Here are a few lessons:
Lesson 1 – No Connection
One lesson learned from Anbar demonstrations is that the so called “Sunni” leadership seems to be wildly out of touch with its “base”. The outrage, resentment and violent backlash to Saleh Al-Mutlaq’s mere presence and pelting him with stones and shoes is the starkest display of complete disintegration in relationships between
the Sunni populace and their representatives. Protestors shouted “Kill the traitor” and “get out of here” to Saleh Al-Mutlaq. So it did break his bones metaphorically speaking in Anbar at least, if not with his wider audience.
Lesson 2 – 1 Dead, 5 Injured .. No big deal!
The fact that at least 1 person killed with 5 others injured by Al-Multaq’s bodyguards seems to have gone completely un-noticed and swiftly off-radar.
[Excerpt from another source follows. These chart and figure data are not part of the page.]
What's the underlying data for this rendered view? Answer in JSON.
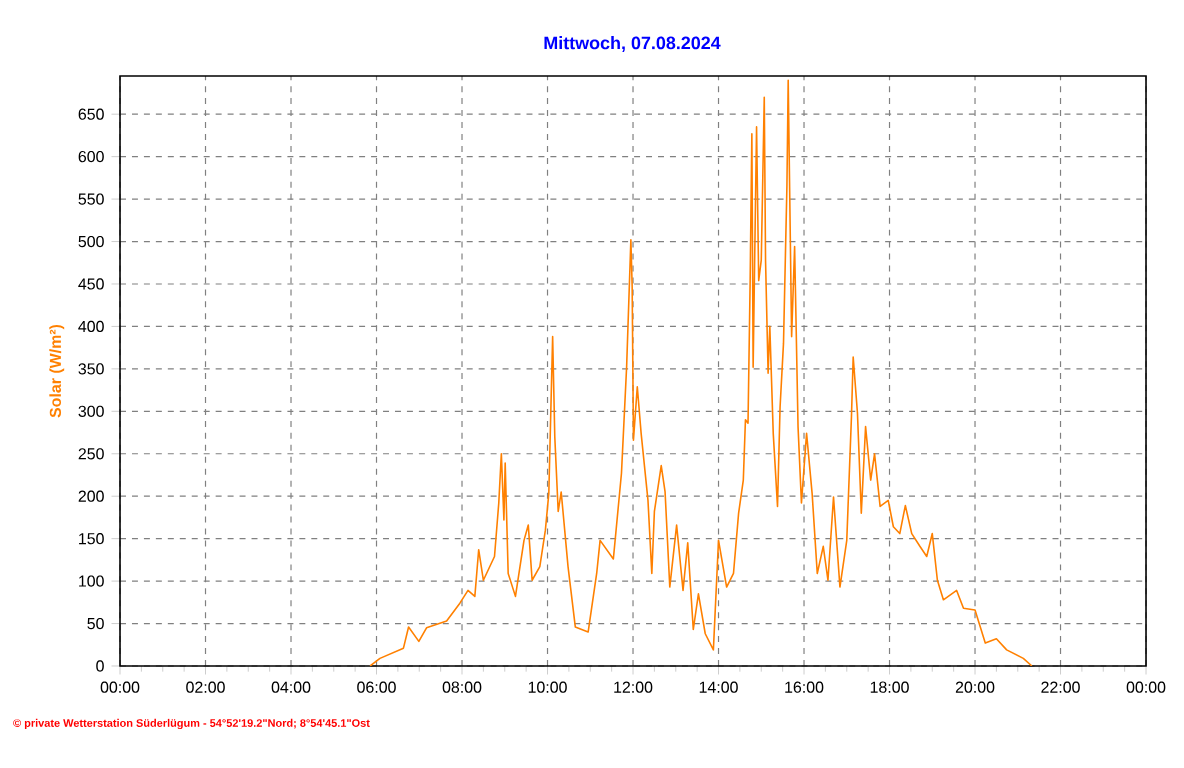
{
  "chart_data": {
    "type": "line",
    "title": "Mittwoch, 07.08.2024",
    "ylabel": "Solar  (W/m²)",
    "annotations": [
      "© private Wetterstation Süderlügum  -  54°52'19.2\"Nord; 8°54'45.1\"Ost"
    ],
    "xlim": [
      0,
      24
    ],
    "ylim": [
      0,
      695
    ],
    "xticks": [
      {
        "value": 0,
        "label": "00:00"
      },
      {
        "value": 2,
        "label": "02:00"
      },
      {
        "value": 4,
        "label": "04:00"
      },
      {
        "value": 6,
        "label": "06:00"
      },
      {
        "value": 8,
        "label": "08:00"
      },
      {
        "value": 10,
        "label": "10:00"
      },
      {
        "value": 12,
        "label": "12:00"
      },
      {
        "value": 14,
        "label": "14:00"
      },
      {
        "value": 16,
        "label": "16:00"
      },
      {
        "value": 18,
        "label": "18:00"
      },
      {
        "value": 20,
        "label": "20:00"
      },
      {
        "value": 22,
        "label": "22:00"
      },
      {
        "value": 24,
        "label": "00:00"
      }
    ],
    "yticks": [
      0,
      50,
      100,
      150,
      200,
      250,
      300,
      350,
      400,
      450,
      500,
      550,
      600,
      650
    ],
    "grid": true,
    "series": [
      {
        "color": "#ff8000",
        "x": [
          5.85,
          6.08,
          6.63,
          6.75,
          6.99,
          7.17,
          7.64,
          7.95,
          8.14,
          8.3,
          8.39,
          8.5,
          8.76,
          8.86,
          8.92,
          8.98,
          9.01,
          9.08,
          9.25,
          9.45,
          9.55,
          9.64,
          9.82,
          9.95,
          10.03,
          10.12,
          10.17,
          10.25,
          10.32,
          10.48,
          10.65,
          10.95,
          11.15,
          11.23,
          11.54,
          11.73,
          11.85,
          11.95,
          11.98,
          12.01,
          12.1,
          12.19,
          12.35,
          12.44,
          12.5,
          12.66,
          12.75,
          12.86,
          13.02,
          13.17,
          13.28,
          13.41,
          13.53,
          13.69,
          13.88,
          14.0,
          14.19,
          14.35,
          14.47,
          14.58,
          14.63,
          14.69,
          14.74,
          14.78,
          14.81,
          14.89,
          14.94,
          15.0,
          15.07,
          15.1,
          15.16,
          15.2,
          15.28,
          15.38,
          15.44,
          15.52,
          15.6,
          15.63,
          15.71,
          15.78,
          15.86,
          15.94,
          16.06,
          16.19,
          16.31,
          16.45,
          16.56,
          16.69,
          16.84,
          17.0,
          17.11,
          17.15,
          17.25,
          17.34,
          17.44,
          17.56,
          17.65,
          17.78,
          17.97,
          18.09,
          18.24,
          18.37,
          18.52,
          18.71,
          18.87,
          19.0,
          19.12,
          19.26,
          19.57,
          19.73,
          20.0,
          20.24,
          20.5,
          20.74,
          21.13,
          21.33
        ],
        "values": [
          0,
          9,
          21,
          46,
          29,
          45,
          53,
          74,
          89,
          82,
          137,
          101,
          129,
          192,
          250,
          172,
          239,
          109,
          82,
          148,
          166,
          101,
          117,
          160,
          203,
          388,
          270,
          182,
          205,
          117,
          46,
          40,
          109,
          148,
          126,
          227,
          352,
          502,
          447,
          266,
          329,
          274,
          195,
          109,
          182,
          236,
          205,
          93,
          166,
          89,
          145,
          43,
          85,
          38,
          19,
          148,
          93,
          109,
          180,
          219,
          290,
          286,
          454,
          627,
          352,
          635,
          454,
          478,
          670,
          478,
          345,
          400,
          274,
          188,
          305,
          380,
          565,
          690,
          388,
          494,
          282,
          192,
          274,
          203,
          109,
          141,
          101,
          199,
          93,
          148,
          294,
          364,
          298,
          180,
          282,
          219,
          250,
          188,
          195,
          164,
          156,
          189,
          156,
          141,
          129,
          156,
          101,
          78,
          89,
          68,
          66,
          27,
          32,
          19,
          9,
          0
        ]
      }
    ]
  }
}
While Al-Sharqiya, the fiercely anti-government and mildly anti-Shia, channel went on for weeks about how Security forces were ready to use batons and water cannons against some 30 odd demonstrators back in July 2011.
Lesson 3 – There are some ..
The other lesson is that the “Sunnis” in Iraq do have some elders able to command respect and less provocative in their sectarian approach than the self-proclaimed Sunni representatives.
Finally some responsible voices are arising from the Sunni religious leaders. Individuals such as Shaikh Ahmed Al-Kubaisi who tried to speak in a moderate language despite being quite radical in his views was swept away soon after his return in 2003.
Shaikh Abdul-Malik Al-Sa’adi the 75 year old -who was born in an Anbar city called Hit and lived in Falluja- returned from Jordan and attempted to defuse the ultra-sectarian and divisive nature of the speeches in the demonstration. Shaikh Al-Sa’adi who was lecturer in Om Al-Qura University in Makkah (A
Wahabi controlled University in Saudi) and is also engulfed in the sectarian gloom but understands the dire situation his community will be in if the sectarian trend spirals downwards.
Although both may not have demonstrated a full understanding of the complexities on the ground having been away for long periods, having lived in Dubai and Jordan, but It is still a modest but welcomed step forward.
How able are they to mobilise the masses and command influence is yet to be tested, however it is clear that it would be no where near the amount of popularity and gravitas Ayatollah Ali Al-Sistani has on the Shia Iraqis side.
Lesson 4 – Iraq’s Politics
The most important lesson is that Iraqi politics is by far one of most unpredictable and constantly changing dynamics. One fact is for sure and that is the previous equations of minorities ruling majority will never be permitted to return.